There are unique people around us if we are lucky enough to meet them. I received an email in response to a magazine article about activities in which I have been involved, particularly as a kid on the farm. A reader assumed we might be kindred spirits. She wanted to know if I tanned deer hides when I was young.

A female interested in tanning deer hides? That’s unusual.

Her name is Kelly Calkins. She is a Doctor of Audiology, Alpha Hearing Center on Northlake Parkway. Been there for 20 years.

I told my wife about the email and what the lady did. She said, “Good, you’re starting to need her services.” Maybe so, I’ve noticed that the world seems strangely quieter lately.

She lives in Lilburn. We had coffee at Chick-fil-A. She said she was 49 years old, trim, looking maybe in her 30’s. If I were still in business I would want her to model sable.

“I’m equally at home in Saks or Bass Pro,” she said. “My mother taught me to love fashion and my father taught me to love the outdoors.”

“Where did you get the hides?”

“I hunt.

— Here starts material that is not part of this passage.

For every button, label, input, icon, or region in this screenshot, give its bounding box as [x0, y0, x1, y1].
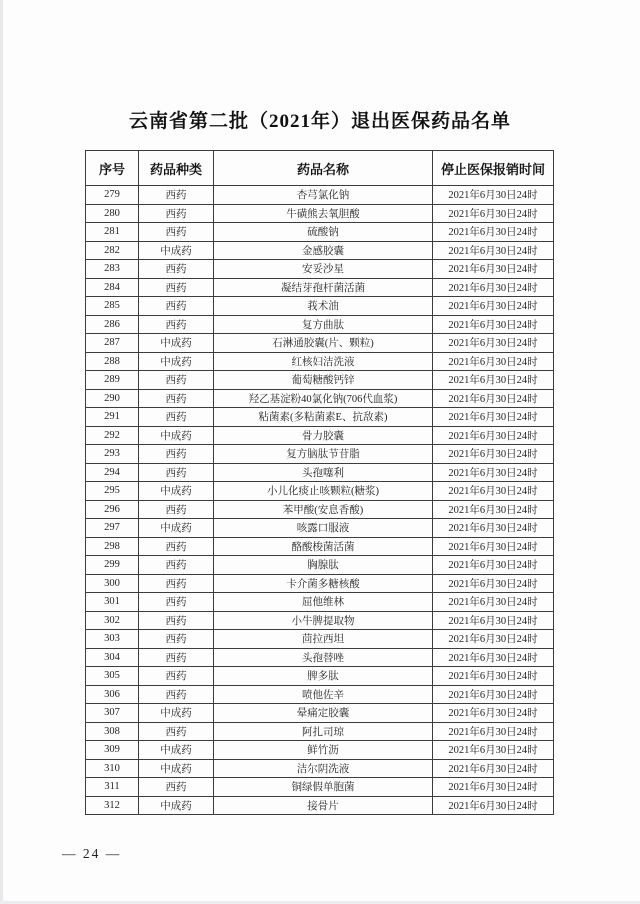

We eat venison,” she said. “My husband and I also grow much of the food we need.”

“Where do you hunt?”

“With friends, and occasionally with a farm owner.”

“What do you use?”

“A 308 Ruger. I shot a wild boar last year.” She grinned.

I was amazed when she said she had canned bushels of tomatoes. “They’re from our garden. We want to be independent, not using grocery stores with their sprayed vegetables and meats loaded with steroids and growth hormones. We also grow herbs and other vegetables. I can everything. I have three bee hives. I’d like to have cows and chickens, but not enough room.”

“I sensed we had a lot in common,” she said. She invited me to her house to have venison stew and to see where she plays in the dirt. She gave me a tour. I saw her touch things growing that I didn’t recognize. I saw a kaleidoscope of floral colors.

“I like doing this,” she said. “We began gardening in 2003. It is addictive and rewarding. People have become much too dependent on others.”

The stew was delicious.

“So how did you tan deer hides?”

“I scraped off the tissue. I soaked the skins in tannic acid water from a stump of an oak tree we felled. I had chopped out a concavity. Rain had filled the hollow and within two years the water became acidic. I tumbled the skins in wood chips in a wooden whiskey barrel, turned by a Briggs and Stratton. That pulled loose hairs from the follicles and stained and softened the hides. Then I stretched them out on a frame to dry. My grandmother made mittens, earmuffs and leggings.”

“I have a manual showing how to soften pelts by rubbing animal brains into them,” she said. “I may try it.”

“I know Indians in Canada who do that and I think a Foxfire Book explains it, also.”

There is something satisfying about discussing earlier times. We agreed we would like to hear cows mooing and roosters crowing at dawn. Time slows, less anxiety.